Tricyclics. The problem with them being there’s not a therapeutic window. It’s not as narrow as you would think in reading all of the recent studies. For instance, all of the new antidepressants go against imipramine and amitriptyline. Well, I don’t know any psycho-pharmacologist who has used imipramine or amitriptyline, unless there is a special reason, in years. Because the secondary means like desipramine and nortriptyline have much less sedation and much less logy feeling and are equally efficacious and are easier to monitor. So in point of fact, nortriptyline would probably be people’s drug of choice. What you have to say more is, that it’s much easier to kill yourself with tricyclics.

There’s a whole range, there’s a couple of other ones out now, but I would just mention that probably you should learn to use one of two drugs. There’s no data apart from that data to suggest that these drugs are any different.

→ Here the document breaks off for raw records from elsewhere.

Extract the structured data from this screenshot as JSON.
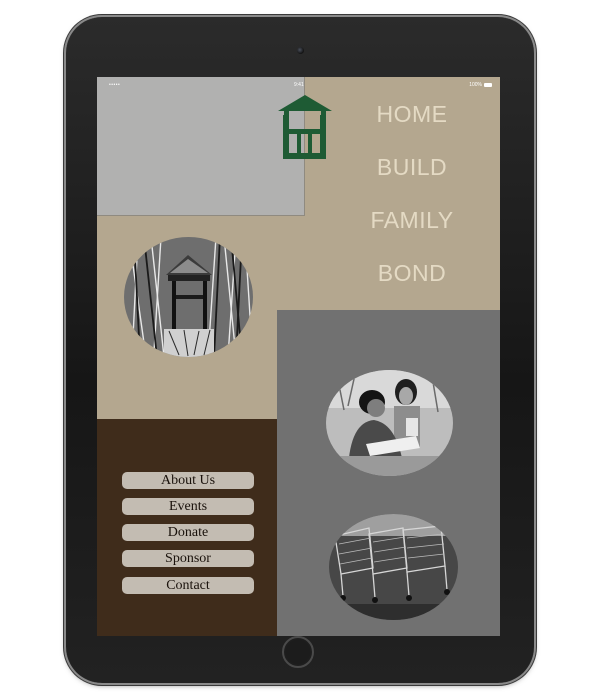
{
  "status_bar": {
    "signal": "•••••",
    "time": "9:41",
    "battery": "100%"
  },
  "nav": {
    "items": [
      {
        "label": "HOME"
      },
      {
        "label": "BUILD"
      },
      {
        "label": "FAMILY"
      },
      {
        "label": "BOND"
      }
    ]
  },
  "menu": {
    "items": [
      {
        "label": "About Us"
      },
      {
        "label": "Events"
      },
      {
        "label": "Donate"
      },
      {
        "label": "Sponsor"
      },
      {
        "label": "Contact"
      }
    ]
  },
  "colors": {
    "screen_background": "#b4a78f",
    "header_panel": "#b1b1b0",
    "dark_panel": "#717171",
    "menu_panel": "#3f2c1b",
    "logo_green": "#1e5b34",
    "nav_text": "#e4dac4",
    "menu_button": "#c3bcb2"
  },
  "photos": [
    {
      "subject": "hut-among-reeds"
    },
    {
      "subject": "two-women-with-papers"
    },
    {
      "subject": "shopping-carts"
    }
  ]
}
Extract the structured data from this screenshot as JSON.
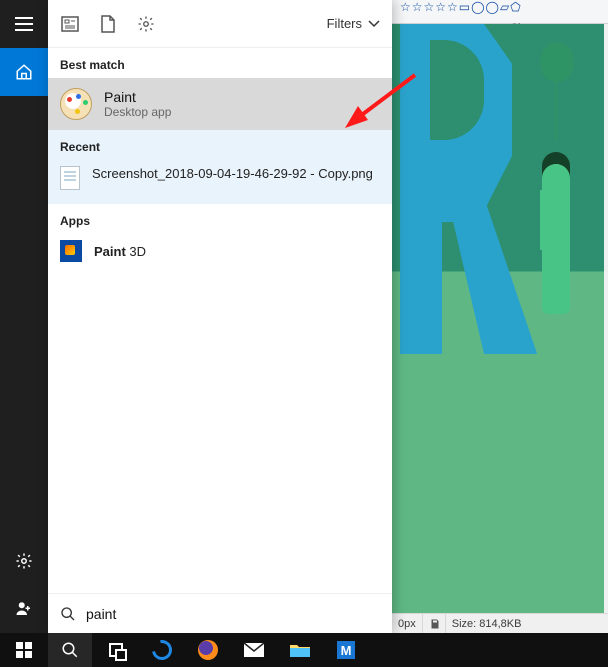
{
  "ribbon": {
    "shapes_label": "Shapes",
    "shapes_glyphs": "☆☆☆☆☆▭◯◯▱⬠"
  },
  "panel": {
    "top": {
      "filters_label": "Filters"
    },
    "best_match": {
      "header": "Best match",
      "title": "Paint",
      "subtitle": "Desktop app"
    },
    "recent": {
      "header": "Recent",
      "item": "Screenshot_2018-09-04-19-46-29-92 - Copy.png"
    },
    "apps": {
      "header": "Apps",
      "item_bold": "Paint",
      "item_rest": " 3D"
    },
    "search": {
      "value": "paint"
    }
  },
  "statusbar": {
    "px_label": "0px",
    "size_label": "Size: 814,8KB"
  }
}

So while we are waiting for the data, I would not have a failure on Prozac and go on to Zoloft or go on to Paxil. If I failed in one, I would jump into a different group. Probably the group that we would recommend, because you are probably familiar with it from other areas, would be a drug like bupropion. Because it has a different mode of action. It has an effect on norepinephrine, it has some slight effects on dopamine. It is getting pushed quite a lot for smoking cessation, whereas it has a definite but modest effect, and it is more of a stimulating drug than some of the others. I think if someday you felt sure of your diagnosis and you were to use the paroxetine, if you gave somebody 20 mg of paroxetine and waited a month and nothing had happened, I would double the dose and go up to 40 and wait another 2-3 weeks. If nothing had happened by then, I would change.

Drugs like venlafaxine have an effect both on serotonin and norepinephrine. It has a bit of a problem, since this is a multiple-dosing drug. These are drugs that you can give all at one time. Indeed, I have a colleague in England who used to give, when Prozac was coming out, he used to get patients in and give them the seven tablets in his office, and they never got any more Prozac until they came back the following week. So they are relatively safe drugs and of course fluoxetine is a very long-acting drug, which is both a plus and a minus. The reason why I didn’t chose sertraline, which is Zoloft, is it is a multiple dosing drug and the dose of Zoloft is probably 200 mg for a lot of patients, so you go to 100 mg and wait. But you have a decision to make about increasing the dosage. We would tend to push the dosage up to 200 mg. Similarly, if you choose Prozac, even though there are early studies showing that there’s no difference between 20, 40 and 60 mg fluorite and the latest studies from the Mass. Medical Health Center suggest that if you go up to 40 mg a day of Prozac you will get a better result.